I'm a very light sleeper. I cannot sleep if the room I am in is bright. Face-masks don't work for me because they give me allergies, prevent me from sleeping well, or don't match the geometry of my face.
I signed a 1-year lease in an apartment that has very bad general insulation (bad sound insulation, bad air insulation, bad insulation from vibrations from neighbors appliances, bad light insulation, bad heat insulation...), and that includes one of the worse window designs I've ever seen. They are not air-tight, not heat-tight and not light-tight at all..
This has caused me a lot of grief for various reasons:
Since they are not airtight, during fire season (this is in California), we had to seal the windows shut with tarp because smoke was getting inside the apartment (costly, time-taking, difficult, not easy to do/undo);
For the same reason, I left one of the sides tarped up because our downstairs neighbors are heavy smokers and the smoke would come up and wake me up at night;
Neighbors going outside their houses to place calls or listen to music can be heard as clearly as if they were in the room, same with street noises, construction areas, etc;
And most importantly, sunlight wakes me up every day at 5:30 or 6AM.
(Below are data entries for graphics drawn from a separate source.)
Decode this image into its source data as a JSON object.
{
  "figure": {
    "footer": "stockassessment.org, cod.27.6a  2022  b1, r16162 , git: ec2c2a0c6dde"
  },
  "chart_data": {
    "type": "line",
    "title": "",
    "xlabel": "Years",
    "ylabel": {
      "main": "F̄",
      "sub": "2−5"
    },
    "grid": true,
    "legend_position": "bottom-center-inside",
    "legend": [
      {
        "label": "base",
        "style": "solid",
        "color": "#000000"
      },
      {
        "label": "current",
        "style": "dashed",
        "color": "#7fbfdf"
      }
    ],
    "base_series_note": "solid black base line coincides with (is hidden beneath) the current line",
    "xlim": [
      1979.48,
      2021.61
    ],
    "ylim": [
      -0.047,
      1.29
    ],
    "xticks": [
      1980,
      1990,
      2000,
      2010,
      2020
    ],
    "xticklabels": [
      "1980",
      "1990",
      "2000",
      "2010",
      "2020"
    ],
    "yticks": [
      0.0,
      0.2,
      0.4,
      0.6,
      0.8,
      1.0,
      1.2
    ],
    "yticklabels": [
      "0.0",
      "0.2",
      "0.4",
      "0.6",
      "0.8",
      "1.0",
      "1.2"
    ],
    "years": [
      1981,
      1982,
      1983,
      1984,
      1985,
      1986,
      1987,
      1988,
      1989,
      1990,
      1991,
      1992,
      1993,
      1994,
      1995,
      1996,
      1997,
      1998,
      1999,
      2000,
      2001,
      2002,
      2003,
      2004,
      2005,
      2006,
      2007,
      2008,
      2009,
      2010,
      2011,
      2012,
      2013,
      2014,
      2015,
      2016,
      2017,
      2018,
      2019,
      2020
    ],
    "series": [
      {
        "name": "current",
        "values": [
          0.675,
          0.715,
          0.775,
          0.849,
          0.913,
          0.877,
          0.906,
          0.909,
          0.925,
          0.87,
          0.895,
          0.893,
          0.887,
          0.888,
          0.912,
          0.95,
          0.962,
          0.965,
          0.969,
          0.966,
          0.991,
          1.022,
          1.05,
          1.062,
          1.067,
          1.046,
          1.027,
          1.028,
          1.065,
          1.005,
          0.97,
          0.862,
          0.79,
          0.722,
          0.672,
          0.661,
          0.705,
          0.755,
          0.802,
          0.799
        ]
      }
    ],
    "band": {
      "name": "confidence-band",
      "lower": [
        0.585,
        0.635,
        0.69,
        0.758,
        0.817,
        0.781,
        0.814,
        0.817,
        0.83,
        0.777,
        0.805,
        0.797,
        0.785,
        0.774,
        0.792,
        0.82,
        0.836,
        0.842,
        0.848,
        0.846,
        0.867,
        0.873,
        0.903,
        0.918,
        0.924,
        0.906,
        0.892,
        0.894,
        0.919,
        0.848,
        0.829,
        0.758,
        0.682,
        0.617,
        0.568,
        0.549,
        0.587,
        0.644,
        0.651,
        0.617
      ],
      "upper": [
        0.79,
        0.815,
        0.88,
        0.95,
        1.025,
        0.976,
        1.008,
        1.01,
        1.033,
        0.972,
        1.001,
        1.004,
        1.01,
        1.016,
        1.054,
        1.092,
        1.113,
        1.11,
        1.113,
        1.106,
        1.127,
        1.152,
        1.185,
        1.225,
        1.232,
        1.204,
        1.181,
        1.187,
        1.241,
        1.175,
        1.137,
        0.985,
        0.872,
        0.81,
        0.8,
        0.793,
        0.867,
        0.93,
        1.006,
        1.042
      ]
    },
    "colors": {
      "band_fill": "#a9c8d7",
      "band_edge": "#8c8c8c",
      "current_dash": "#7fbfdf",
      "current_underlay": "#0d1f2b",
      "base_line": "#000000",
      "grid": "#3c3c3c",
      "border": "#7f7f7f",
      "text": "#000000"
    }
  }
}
What makes it extremely difficult to shutter these is:
The overhanging fixture (totally useless and extremely annoying), which reduces the options to screw curtain rods above the window, and leave out very little space between the wall and said fixture - I don't think I would mess with unscrewing them as they are fragile and would take up a lot of room;
The levers to angle the window's panes which are protruding and prevent placing a flat plank of wood or other material against it without cutting a notch for them;
The whole wall area around the window seems to be made of metal - nothing can be nailed or screwed in near the windows;
The frequent winds that blow rather hard and would often push away anything flat placed against the windows;
The absence of metal around the windows, preventing to use magnetic solutions (everything is aluminium);
The width of the window casing (about 8ft), preventing the use of one single panel to go over it;
The sunlight hits the window very powerfully and any hole of gap in the shutter casts a lot of brightness into the room;
The solution has to be easy to put on and off in the morning/evening.
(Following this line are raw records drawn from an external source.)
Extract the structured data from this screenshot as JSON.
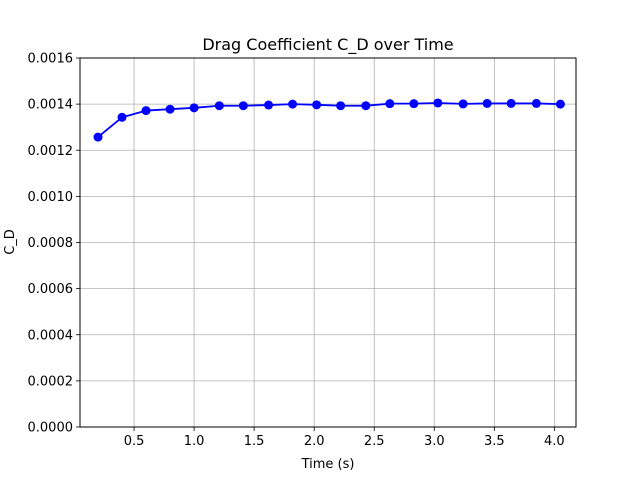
{
  "chart_data": {
    "type": "line",
    "title": "Drag Coefficient C_D over Time",
    "xlabel": "Time (s)",
    "ylabel": "C_D",
    "xlim": [
      0.05,
      4.18
    ],
    "ylim": [
      0,
      0.0016
    ],
    "grid": true,
    "x_ticks": [
      0.5,
      1.0,
      1.5,
      2.0,
      2.5,
      3.0,
      3.5,
      4.0
    ],
    "x_tick_labels": [
      "0.5",
      "1.0",
      "1.5",
      "2.0",
      "2.5",
      "3.0",
      "3.5",
      "4.0"
    ],
    "y_ticks": [
      0,
      0.0002,
      0.0004,
      0.0006,
      0.0008,
      0.001,
      0.0012,
      0.0014,
      0.0016
    ],
    "y_tick_labels": [
      "0.0000",
      "0.0002",
      "0.0004",
      "0.0006",
      "0.0008",
      "0.0010",
      "0.0012",
      "0.0014",
      "0.0016"
    ],
    "series": [
      {
        "color": "#0000ff",
        "marker": "circle",
        "x": [
          0.2,
          0.4,
          0.6,
          0.8,
          1.0,
          1.21,
          1.41,
          1.62,
          1.82,
          2.02,
          2.22,
          2.43,
          2.63,
          2.83,
          3.03,
          3.24,
          3.44,
          3.64,
          3.85,
          4.05
        ],
        "y": [
          0.001257,
          0.001343,
          0.001372,
          0.001378,
          0.001384,
          0.001393,
          0.001393,
          0.001396,
          0.0014,
          0.001397,
          0.001393,
          0.001393,
          0.001402,
          0.001402,
          0.001405,
          0.001401,
          0.001403,
          0.001403,
          0.001403,
          0.0014
        ]
      }
    ]
  }
}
I tried to build shutters twice already. The first model was just a very large piece of folded cardboard placed into the wall frame against the windows, resting on the window sill. It was an OK solution, but I had these huge pieces of cardboard in the room, always sliding and falling down, and the seal wasn't great, especially on top, I had to tape it to the wall to prevent it from always gaping and falling down.
My current solution involves three panels, 2 are foam boards that I painted black, and which stay on thanks to magnets that I glued around the window frame and on the boards, and a middle panel made of light-sealing fabric and a wooden rod, also held in place with magnets at the top.
I am also not satisfied with this solution, since the sides of the light-blocking fabric are not pressed against the window frame and light leaks in, and there are gaps caused by the gap between the magnets and the foam boards, which on top of it are curving with the heat, thus letting in a lot of light.
I am really desperate to get good sleep in this apartment whatever the time of the day or the position of the sun is, and I am slowly becoming insane thinking about the poor (cheap?) decisions of the people who built this building, the absence of countrywide standards, and why I ended up accepting to live here so naively.